The project is an offspring of the World Bank’s Global Partnership for Social Accountability (GPSA) program running in 33 countries globally which Ghana is a signatory to.

 The project duration which is from January 2015 to December 2018 is spearheaded by CDD-Ghana in collaboration with the Ministry of Local Government and Rural Development, the Ministry of Finance, the Local Government Service, the National Association of Local Authorities of Ghana and the Ghana Federation of the Disabled.

 The project if successfully implemented is expected to strengthen transparency, accountability and social auditing in tandem with CDD-Ghana’s good governance promotion roadmap.

 It is also intended to lead to attitudinal and behavioral changes among district assembly staff and the citizenry to ensure transparency and accountability in the management of local revenue.

 The project as well is aimed at promoting social accountability through citizen participation in local Governance in Ghana and as well to encourage citizens actively participate in decision making at the local governance level.

 The project was officially launched in Tamale which brought together stakeholders from the Upper East and the Upper West Regions.

 Programs Manager of CDD-Ghana, Paul Osei-Kuffour at the inaugural ceremony further explained that the project’s goal is to enhance citizen participation in budgeting and planning systems at the local level.

“This project is part of CDD-Ghana’s contribution towards promoting open, accountable and inclusive governance and creating a democratic culture at the local level where citizens are the key drivers of local government pro-poor policies, programs and initiatives.”

 “It is also about expanding the democratic space, voice and feedback among state and non-state acts to improve the delivery of public goods and services at the local level,” he emphasized.

 Paul Osei-Kuffour anticipated that the project could deepen collective ownership and accountability in line with the 2018 Medium Term Development Plan.

 He wished the project could help develop an informed citizenry and build coalitions among the locals who often have been socially excluded from decision making.

 Paul Osei Kuffour implored the participants to educate citizens on the need to zealously participate in decision making with rapt attention on district assemblies monitoring, budgeting and planning processes.

 Retired diplomat and a senior research fellow with CDD-Ghana, former Ambassador Francis Tsegah commended OSIWA for funding the project.

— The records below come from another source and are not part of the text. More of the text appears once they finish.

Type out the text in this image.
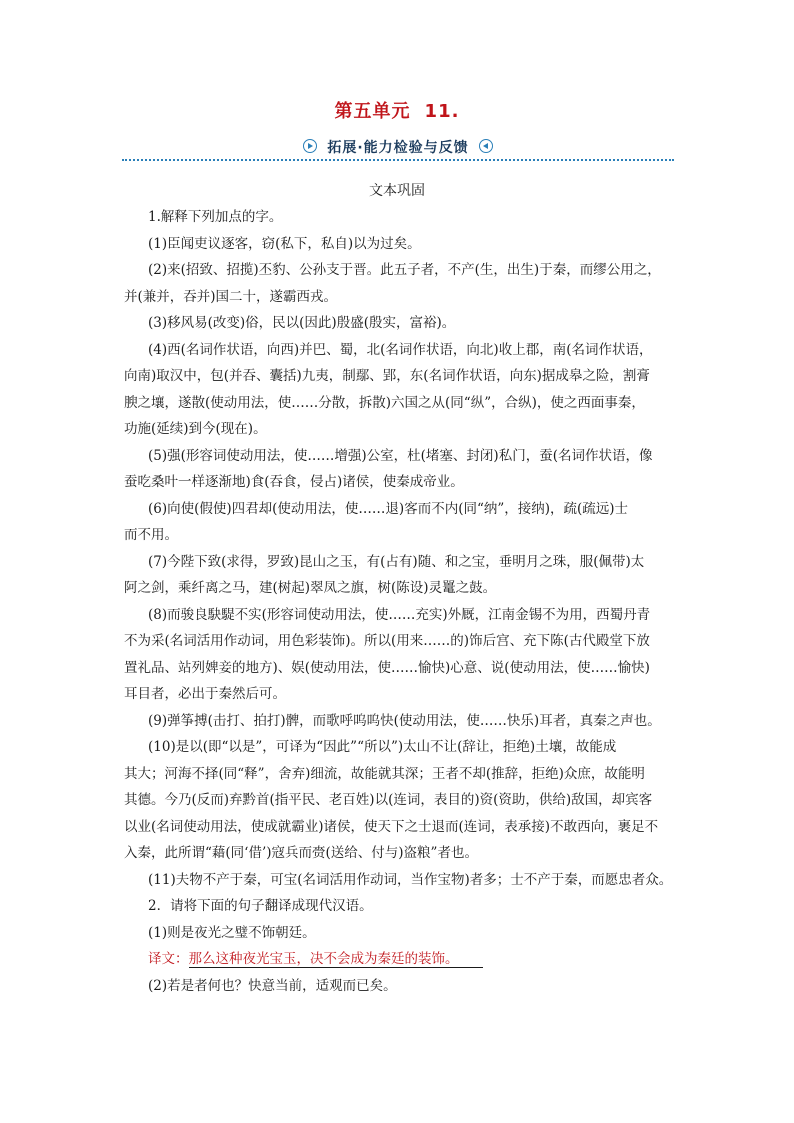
第五单元 11.
拓展·能力检验与反馈
文本巩固

1.解释下列加点的字。

(1)臣闻吏议逐客，窃(私下，私自)以为过矣。

(2)来(招致、招揽)丕豹、公孙支于晋。此五子者，不产(生，出生)于秦，而缪公用之，

并(兼并，吞并)国二十，遂霸西戎。

(3)移风易(改变)俗，民以(因此)殷盛(殷实，富裕)。

(4)西(名词作状语，向西)并巴、蜀，北(名词作状语，向北)收上郡，南(名词作状语，

向南)取汉中，包(并吞、囊括)九夷，制鄢、郢，东(名词作状语，向东)据成皋之险，割膏

腴之壤，遂散(使动用法，使……分散，拆散)六国之从(同“纵”，合纵)，使之西面事秦，

功施(延续)到今(现在)。

(5)强(形容词使动用法，使……增强)公室，杜(堵塞、封闭)私门，蚕(名词作状语，像

蚕吃桑叶一样逐渐地)食(吞食，侵占)诸侯，使秦成帝业。

(6)向使(假使)四君却(使动用法，使……退)客而不内(同“纳”，接纳)，疏(疏远)士

而不用。

(7)今陛下致(求得，罗致)昆山之玉，有(占有)随、和之宝，垂明月之珠，服(佩带)太

阿之剑，乘纤离之马，建(树起)翠凤之旗，树(陈设)灵鼍之鼓。

(8)而骏良駃騠不实(形容词使动用法，使……充实)外厩，江南金锡不为用，西蜀丹青

不为采(名词活用作动词，用色彩装饰)。所以(用来……的)饰后宫、充下陈(古代殿堂下放

置礼品、站列婢妾的地方)、娱(使动用法，使……愉快)心意、说(使动用法，使……愉快)

耳目者，必出于秦然后可。

(9)弹筝搏(击打、拍打)髀，而歌呼呜呜快(使动用法，使……快乐)耳者，真秦之声也。

(10)是以(即“以是”，可译为“因此”“所以”)太山不让(辞让，拒绝)土壤，故能成

其大；河海不择(同“释”，舍弃)细流，故能就其深；王者不却(推辞，拒绝)众庶，故能明

其德。今乃(反而)弃黔首(指平民、老百姓)以(连词，表目的)资(资助，供给)敌国，却宾客

以业(名词使动用法，使成就霸业)诸侯，使天下之士退而(连词，表承接)不敢西向，裹足不

入秦，此所谓“藉(同‘借’)寇兵而赍(送给、付与)盗粮”者也。

(11)夫物不产于秦，可宝(名词活用作动词，当作宝物)者多；士不产于秦，而愿忠者众。

2．请将下面的句子翻译成现代汉语。

(1)则是夜光之璧不饰朝廷。

译文：那么这种夜光宝玉，决不会成为秦廷的装饰。

(2)若是者何也？快意当前，适观而已矣。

 He implored the participants to religiously contribute their quota to make the project’s implementation successful.

 Ambassador Francis Tsegah urged the media to support CDD-Ghana succeed in promoting good governance in Ghana.

 He said CDD-Ghana opened its Tamale office to oversee the centers research and programs in the three regions of the north.

 The participants offered useful suggestions and recommendations needed to make the project’s implementation successful.

 CDD-Ghana is an independent, non-partisan research focused Think-Tank working to promote democracy, good governance and economic openness in Ghana and Africa.